Most likely, your child’s Individualized Education Program (IEP) will contain goals and strategies to assist your child in developing social skills. These goals may relate to play (sharing, taking turns, winning and losing, or learning the basics of childhood games, for example) or how to initiate and/or respond to conversation. Eye contact and personal space concepts may need to be taught and practiced.
Yet for most school children, much social learning happens outside the school environment, for example, at children’s parties and during play dates. This allows you the parent to be involved in social learning, and makes it all the more important for you to communicate with your child’s teachers so that you can reinforce what is being practiced at school.
Parents of preschool and elementary-age children frequently invite the entire class to birthday parties. This usually means that parties are busy, loud, and unpredictable – characteristics which may make attending the party difficult for a child on the autism spectrum. Nonetheless, attending the party – if even for a short time – can be a valuable learning experience for your child. Prepare your child ahead of time with a Social Story™, and plan to get to the party early. Being early allows your child to get used to the environment before it gets more hectic. If the party is held at a location that is familiar to your child, make sure your child knows that activities may be different on this occasion because it is a birthday party. Also, many young children (not just those on the autism spectrum) have difficulty with the idea of other children receiving gifts (and not them). Explain the concept of gift giving in your Social Story™. Finally, recognize that it is ok to leave the party early.

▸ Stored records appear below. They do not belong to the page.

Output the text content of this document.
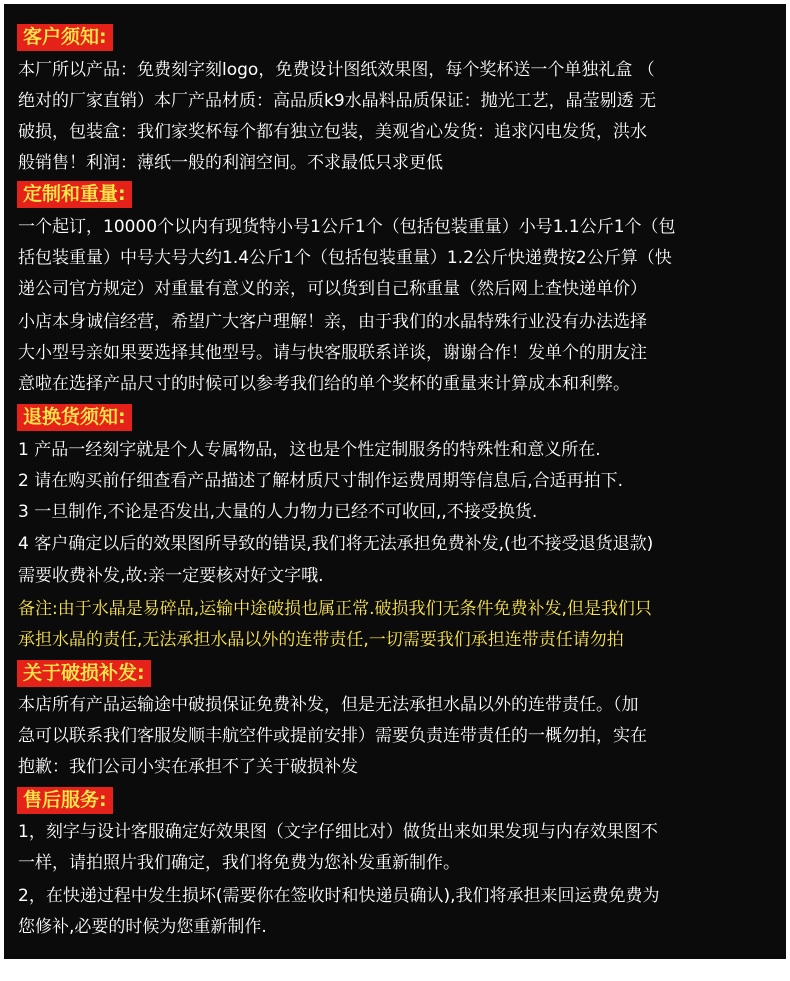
客户须知:
本厂所以产品：免费刻字刻logo，免费设计图纸效果图，每个奖杯送一个单独礼盒 （
绝对的厂家直销）本厂产品材质：高品质k9水晶料品质保证：抛光工艺，晶莹剔透 无
破损，包装盒：我们家奖杯每个都有独立包装，美观省心发货：追求闪电发货，洪水
般销售！利润：薄纸一般的利润空间。不求最低只求更低
定制和重量:
一个起订，10000个以内有现货特小号1公斤1个（包括包装重量）小号1.1公斤1个（包
括包装重量）中号大号大约1.4公斤1个（包括包装重量）1.2公斤快递费按2公斤算（快
递公司官方规定）对重量有意义的亲，可以货到自己称重量（然后网上查快递单价）
小店本身诚信经营，希望广大客户理解！亲，由于我们的水晶特殊行业没有办法选择
大小型号亲如果要选择其他型号。请与快客服联系详谈，谢谢合作！发单个的朋友注
意啦在选择产品尺寸的时候可以参考我们给的单个奖杯的重量来计算成本和利弊。
退换货须知:
1 产品一经刻字就是个人专属物品，这也是个性定制服务的特殊性和意义所在.
2 请在购买前仔细查看产品描述了解材质尺寸制作运费周期等信息后,合适再拍下.
3 一旦制作,不论是否发出,大量的人力物力已经不可收回,,不接受换货.
4 客户确定以后的效果图所导致的错误,我们将无法承担免费补发,(也不接受退货退款)
需要收费补发,故:亲一定要核对好文字哦.
备注:由于水晶是易碎品,运输中途破损也属正常.破损我们无条件免费补发,但是我们只
承担水晶的责任,无法承担水晶以外的连带责任,一切需要我们承担连带责任请勿拍
关于破损补发:
本店所有产品运输途中破损保证免费补发，但是无法承担水晶以外的连带责任。（加
急可以联系我们客服发顺丰航空件或提前安排）需要负责连带责任的一概勿拍，实在
抱歉：我们公司小实在承担不了关于破损补发
售后服务:
1，刻字与设计客服确定好效果图（文字仔细比对）做货出来如果发现与内存效果图不
一样，请拍照片我们确定，我们将免费为您补发重新制作。
2，在快递过程中发生损坏(需要你在签收时和快递员确认),我们将承担来回运费免费为
您修补,必要的时候为您重新制作.
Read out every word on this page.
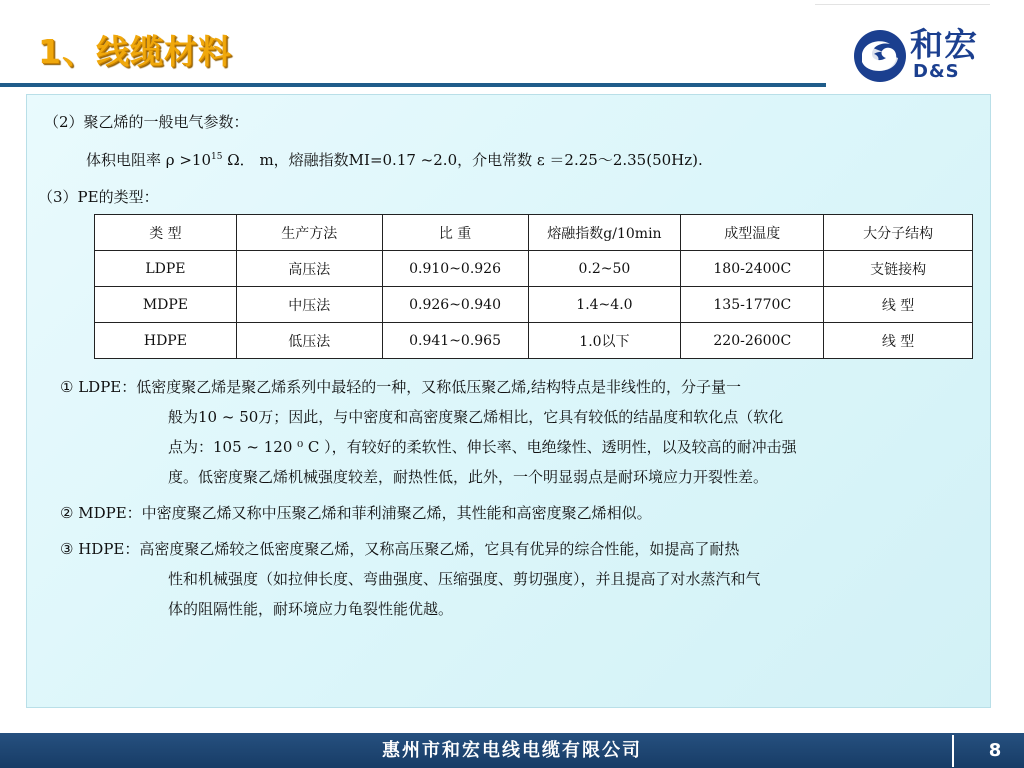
1、线缆材料	和宏
D&S
（2）聚乙烯的一般电气参数：
体积电阻率 $\rho >10^{15}$ Ω． m，熔融指数MI=0.17 ~2.0，介电常数 ε ＝2.25～2.35(50Hz).
（3）PE的类型：
类 型	生产方法	比 重	熔融指数g/10min	成型温度	大分子结构
LDPE	高压法	0.910~0.926	0.2~50	180-2400C	支链接构
MDPE	中压法	0.926~0.940	1.4~4.0	135-1770C	线 型
HDPE	低压法	0.941~0.965	1.0以下	220-2600C	线 型
① LDPE：低密度聚乙烯是聚乙烯系列中最轻的一种，又称低压聚乙烯,结构特点是非线性的，分子量一
般为10 ~ 50万；因此，与中密度和高密度聚乙烯相比，它具有较低的结晶度和软化点（软化
点为：105 ~ 120 ⁰ C ），有较好的柔软性、伸长率、电绝缘性、透明性，以及较高的耐冲击强
度。低密度聚乙烯机械强度较差，耐热性低，此外，一个明显弱点是耐环境应力开裂性差。
② MDPE：中密度聚乙烯又称中压聚乙烯和菲利浦聚乙烯，其性能和高密度聚乙烯相似。
③ HDPE：高密度聚乙烯较之低密度聚乙烯，又称高压聚乙烯，它具有优异的综合性能，如提高了耐热
性和机械强度（如拉伸长度、弯曲强度、压缩强度、剪切强度），并且提高了对水蒸汽和气
体的阻隔性能，耐环境应力龟裂性能优越。
惠州市和宏电线电缆有限公司	8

Unlike parties, play dates are usually one-on-one. Parents of children on the autism spectrum may be hesitant to send their child to a play date at someone else’s home. If your child is invited to a play date, ask if it is ok for you to attend as well. You can explain that your child may be uneasy in a new environment and would feel more comfortable with you there. Alternatively, invite the child to your house.
Hosting play dates at your home allows you the opportunity to structure the time and control how long the play date lasts. Structuring the play date around one or two activities is a good way to make the time more predictable for your child. For example, baking cookies together or building a Lego® tower is a good way to have fun while working on important skills like sharing and turn taking. If your child has special toys that he or she may have trouble sharing, consider putting them away until after the play date.
Even if your child does not seem to want a play date, talk with your child’s teacher about who might be a good match for your child. Perhaps there is a schoolmate who shares a special interest of your child. If not, your child’s teacher can help you identify a child who has shown an interest in your child at school and who is known to be caring, tolerant, and kind.
Though it can be a lot of work, helping to foster your child’s friendships will enable him or her to practice critical social skills that set the foundation for being able to deal with more complicated social relationships as your child gets older.